On Mon, May 21, 2018 at 08:08:21AM -0600, Keith Busch wrote:
> On Mon, May 21, 2018 at 02:37:56AM -0400, Yi Zhang wrote:
> > Hi Keith
> > I tried this patch on my R730 Server, but it lead to system hang after
> > setpci, could you help check it, thanks.
> >
> > Console log:
> > storageqe-62 login:
> > Kernel 4.17.0-rc5 on an x86_64
> >
> > storageqe-62 login: [ 1058.118258] {1}[Hardware Error]: Hardware error from
> > APEI Generic Hardware Error Source: 3
> > [ 1058.118261] {1}[Hardware Error]: event severity: fatal
> > [ 1058.118262] {1}[Hardware Error]: Error 0, type: fatal
> > [ 1058.118265] {1}[Hardware Error]: section_type: PCIe error
> > [ 1058.118266] {1}[Hardware Error]: port_type: 0, PCIe end point
> > [ 1058.118267] {1}[Hardware Error]: version: 1.16
> > [ 1058.118269] {1}[Hardware Error]: command: 0x0400, status: 0x0010
> > [ 1058.118270] {1}[Hardware Error]: device_id: 0000:85:00.0
> > [ 1058.118271] {1}[Hardware Error]: slot: 0
> > [ 1058.118271] {1}[Hardware Error]: secondary_bus: 0x00
> > [ 1058.118273] {1}[Hardware Error]: vendor_id: 0x144d, device_id: 0xa821
> > [ 1058.118274] {1}[Hardware Error]: class_code: 020801
> > [ 1058.118275] Kernel panic - not syncing: Fatal hardware error!

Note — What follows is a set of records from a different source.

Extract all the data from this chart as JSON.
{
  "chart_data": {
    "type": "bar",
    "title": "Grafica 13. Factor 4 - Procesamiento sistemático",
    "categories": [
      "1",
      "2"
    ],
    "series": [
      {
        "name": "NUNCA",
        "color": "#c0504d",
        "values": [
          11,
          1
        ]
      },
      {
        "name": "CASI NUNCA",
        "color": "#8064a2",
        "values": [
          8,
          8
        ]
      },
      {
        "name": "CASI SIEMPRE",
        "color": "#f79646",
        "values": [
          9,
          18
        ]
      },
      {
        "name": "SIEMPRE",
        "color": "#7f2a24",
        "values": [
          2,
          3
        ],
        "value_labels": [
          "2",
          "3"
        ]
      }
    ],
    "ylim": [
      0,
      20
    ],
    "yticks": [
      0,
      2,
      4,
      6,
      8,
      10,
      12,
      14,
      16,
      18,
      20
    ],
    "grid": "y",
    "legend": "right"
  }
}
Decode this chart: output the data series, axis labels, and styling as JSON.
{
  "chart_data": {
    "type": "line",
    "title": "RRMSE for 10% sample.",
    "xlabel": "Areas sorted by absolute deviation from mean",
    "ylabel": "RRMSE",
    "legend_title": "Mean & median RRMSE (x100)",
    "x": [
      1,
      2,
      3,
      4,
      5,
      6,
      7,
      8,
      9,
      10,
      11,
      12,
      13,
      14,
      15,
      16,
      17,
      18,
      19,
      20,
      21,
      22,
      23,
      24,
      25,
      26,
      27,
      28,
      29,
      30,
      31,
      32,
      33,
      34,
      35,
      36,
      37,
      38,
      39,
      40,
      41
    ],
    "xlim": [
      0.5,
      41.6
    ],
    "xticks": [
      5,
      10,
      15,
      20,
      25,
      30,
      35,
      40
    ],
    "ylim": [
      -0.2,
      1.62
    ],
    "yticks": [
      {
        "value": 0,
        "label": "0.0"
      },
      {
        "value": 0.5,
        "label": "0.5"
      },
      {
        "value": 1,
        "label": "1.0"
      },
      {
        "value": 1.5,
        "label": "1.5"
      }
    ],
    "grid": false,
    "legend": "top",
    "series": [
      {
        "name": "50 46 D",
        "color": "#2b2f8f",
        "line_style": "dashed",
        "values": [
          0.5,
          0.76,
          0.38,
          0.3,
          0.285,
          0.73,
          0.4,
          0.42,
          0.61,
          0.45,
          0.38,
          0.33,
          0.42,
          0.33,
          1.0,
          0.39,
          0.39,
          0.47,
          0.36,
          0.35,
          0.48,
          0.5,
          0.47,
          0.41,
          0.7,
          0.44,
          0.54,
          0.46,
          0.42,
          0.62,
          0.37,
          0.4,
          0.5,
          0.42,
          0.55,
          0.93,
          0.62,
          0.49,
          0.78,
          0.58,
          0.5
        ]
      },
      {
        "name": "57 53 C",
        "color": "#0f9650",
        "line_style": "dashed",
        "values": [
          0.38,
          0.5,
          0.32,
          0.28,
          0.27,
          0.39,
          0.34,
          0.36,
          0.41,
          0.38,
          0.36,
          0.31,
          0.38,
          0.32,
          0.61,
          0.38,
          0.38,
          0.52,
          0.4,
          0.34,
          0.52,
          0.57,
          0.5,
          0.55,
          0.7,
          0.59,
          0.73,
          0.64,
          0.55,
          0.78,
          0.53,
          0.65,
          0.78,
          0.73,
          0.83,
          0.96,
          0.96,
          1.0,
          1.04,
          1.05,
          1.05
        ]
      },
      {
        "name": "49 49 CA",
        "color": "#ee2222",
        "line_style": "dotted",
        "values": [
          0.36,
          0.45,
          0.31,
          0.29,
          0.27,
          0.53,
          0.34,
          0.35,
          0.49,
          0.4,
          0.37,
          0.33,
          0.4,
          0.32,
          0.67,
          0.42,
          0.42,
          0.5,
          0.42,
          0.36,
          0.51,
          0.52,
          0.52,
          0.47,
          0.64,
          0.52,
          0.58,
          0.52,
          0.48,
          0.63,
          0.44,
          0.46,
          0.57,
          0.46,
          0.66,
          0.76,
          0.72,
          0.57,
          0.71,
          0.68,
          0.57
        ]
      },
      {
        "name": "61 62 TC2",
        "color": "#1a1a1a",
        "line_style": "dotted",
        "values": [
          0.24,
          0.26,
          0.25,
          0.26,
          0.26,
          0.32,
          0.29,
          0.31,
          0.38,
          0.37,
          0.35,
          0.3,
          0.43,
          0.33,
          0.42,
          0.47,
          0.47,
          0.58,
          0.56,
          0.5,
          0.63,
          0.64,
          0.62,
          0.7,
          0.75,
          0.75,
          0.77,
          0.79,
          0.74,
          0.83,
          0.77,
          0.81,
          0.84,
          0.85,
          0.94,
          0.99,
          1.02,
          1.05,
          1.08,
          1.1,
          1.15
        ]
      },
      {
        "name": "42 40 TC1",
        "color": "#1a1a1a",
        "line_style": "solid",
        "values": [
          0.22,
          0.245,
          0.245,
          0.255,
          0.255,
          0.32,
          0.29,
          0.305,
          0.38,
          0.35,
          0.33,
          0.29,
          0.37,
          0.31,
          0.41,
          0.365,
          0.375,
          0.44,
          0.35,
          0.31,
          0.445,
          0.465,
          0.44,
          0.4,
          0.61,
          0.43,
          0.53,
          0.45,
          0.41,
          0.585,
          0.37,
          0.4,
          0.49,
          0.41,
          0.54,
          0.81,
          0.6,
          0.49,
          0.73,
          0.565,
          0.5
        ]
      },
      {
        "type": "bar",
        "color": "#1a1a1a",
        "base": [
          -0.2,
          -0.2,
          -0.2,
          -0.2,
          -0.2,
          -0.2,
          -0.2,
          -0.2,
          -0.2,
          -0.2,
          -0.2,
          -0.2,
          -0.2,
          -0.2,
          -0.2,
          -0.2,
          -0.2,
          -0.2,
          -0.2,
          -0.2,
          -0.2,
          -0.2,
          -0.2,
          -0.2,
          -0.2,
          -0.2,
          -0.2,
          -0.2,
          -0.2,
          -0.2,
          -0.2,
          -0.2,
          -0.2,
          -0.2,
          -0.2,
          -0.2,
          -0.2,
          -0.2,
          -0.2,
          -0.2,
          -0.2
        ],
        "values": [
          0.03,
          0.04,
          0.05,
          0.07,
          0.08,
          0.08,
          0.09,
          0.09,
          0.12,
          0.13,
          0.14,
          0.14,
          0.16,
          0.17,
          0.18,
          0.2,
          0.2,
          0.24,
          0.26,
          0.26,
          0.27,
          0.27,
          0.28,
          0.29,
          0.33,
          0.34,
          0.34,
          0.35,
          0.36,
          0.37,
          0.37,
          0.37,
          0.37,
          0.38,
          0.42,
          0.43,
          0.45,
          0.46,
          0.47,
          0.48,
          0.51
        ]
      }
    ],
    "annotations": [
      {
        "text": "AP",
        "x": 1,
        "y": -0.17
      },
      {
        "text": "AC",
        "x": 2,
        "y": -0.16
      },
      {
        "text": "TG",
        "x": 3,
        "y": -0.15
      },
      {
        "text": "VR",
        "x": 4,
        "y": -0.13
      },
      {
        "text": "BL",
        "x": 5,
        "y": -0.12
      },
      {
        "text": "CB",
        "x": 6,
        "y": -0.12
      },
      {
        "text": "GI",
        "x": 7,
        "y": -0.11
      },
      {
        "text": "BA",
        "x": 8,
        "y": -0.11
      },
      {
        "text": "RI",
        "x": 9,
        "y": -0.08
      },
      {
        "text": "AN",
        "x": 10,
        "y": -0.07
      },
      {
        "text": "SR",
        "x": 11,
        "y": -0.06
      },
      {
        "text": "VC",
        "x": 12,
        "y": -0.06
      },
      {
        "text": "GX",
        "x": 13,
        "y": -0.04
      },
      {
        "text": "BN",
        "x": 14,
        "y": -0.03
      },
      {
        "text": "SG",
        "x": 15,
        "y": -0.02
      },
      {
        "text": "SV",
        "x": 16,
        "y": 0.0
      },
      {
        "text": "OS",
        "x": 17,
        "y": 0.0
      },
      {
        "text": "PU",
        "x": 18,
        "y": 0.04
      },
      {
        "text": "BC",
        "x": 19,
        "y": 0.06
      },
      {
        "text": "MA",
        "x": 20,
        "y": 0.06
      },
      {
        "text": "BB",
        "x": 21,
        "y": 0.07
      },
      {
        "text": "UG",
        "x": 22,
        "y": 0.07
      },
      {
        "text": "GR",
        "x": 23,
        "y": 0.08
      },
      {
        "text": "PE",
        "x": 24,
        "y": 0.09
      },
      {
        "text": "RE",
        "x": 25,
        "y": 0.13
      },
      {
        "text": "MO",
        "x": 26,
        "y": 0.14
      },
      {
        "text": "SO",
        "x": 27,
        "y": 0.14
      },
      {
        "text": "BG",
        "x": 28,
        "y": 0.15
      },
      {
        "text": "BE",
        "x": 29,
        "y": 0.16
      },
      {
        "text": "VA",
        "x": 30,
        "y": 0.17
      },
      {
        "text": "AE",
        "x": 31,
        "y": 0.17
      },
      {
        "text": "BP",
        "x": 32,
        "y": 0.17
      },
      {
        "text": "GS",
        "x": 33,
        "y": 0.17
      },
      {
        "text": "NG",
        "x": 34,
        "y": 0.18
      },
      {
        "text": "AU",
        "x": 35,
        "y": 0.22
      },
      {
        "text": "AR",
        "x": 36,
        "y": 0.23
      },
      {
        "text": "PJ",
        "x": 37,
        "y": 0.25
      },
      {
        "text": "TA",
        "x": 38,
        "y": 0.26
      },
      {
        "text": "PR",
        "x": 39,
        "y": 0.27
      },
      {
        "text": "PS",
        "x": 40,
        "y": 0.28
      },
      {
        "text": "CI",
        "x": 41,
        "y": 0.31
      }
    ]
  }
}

> > [ 1058.118301] Kernel Offset: 0x14800000 from 0xffffffff81000000
> > (relocation range: 0xffffffff80000000-0xffffffffbfffffff)
>
> Thanks for the notice. The test may be going to far with the config
> registers it's touching. Let me see if we just do the BME bit as Ming
> suggested fixes this.
What's the plan for this test? Do you have a v2 coming?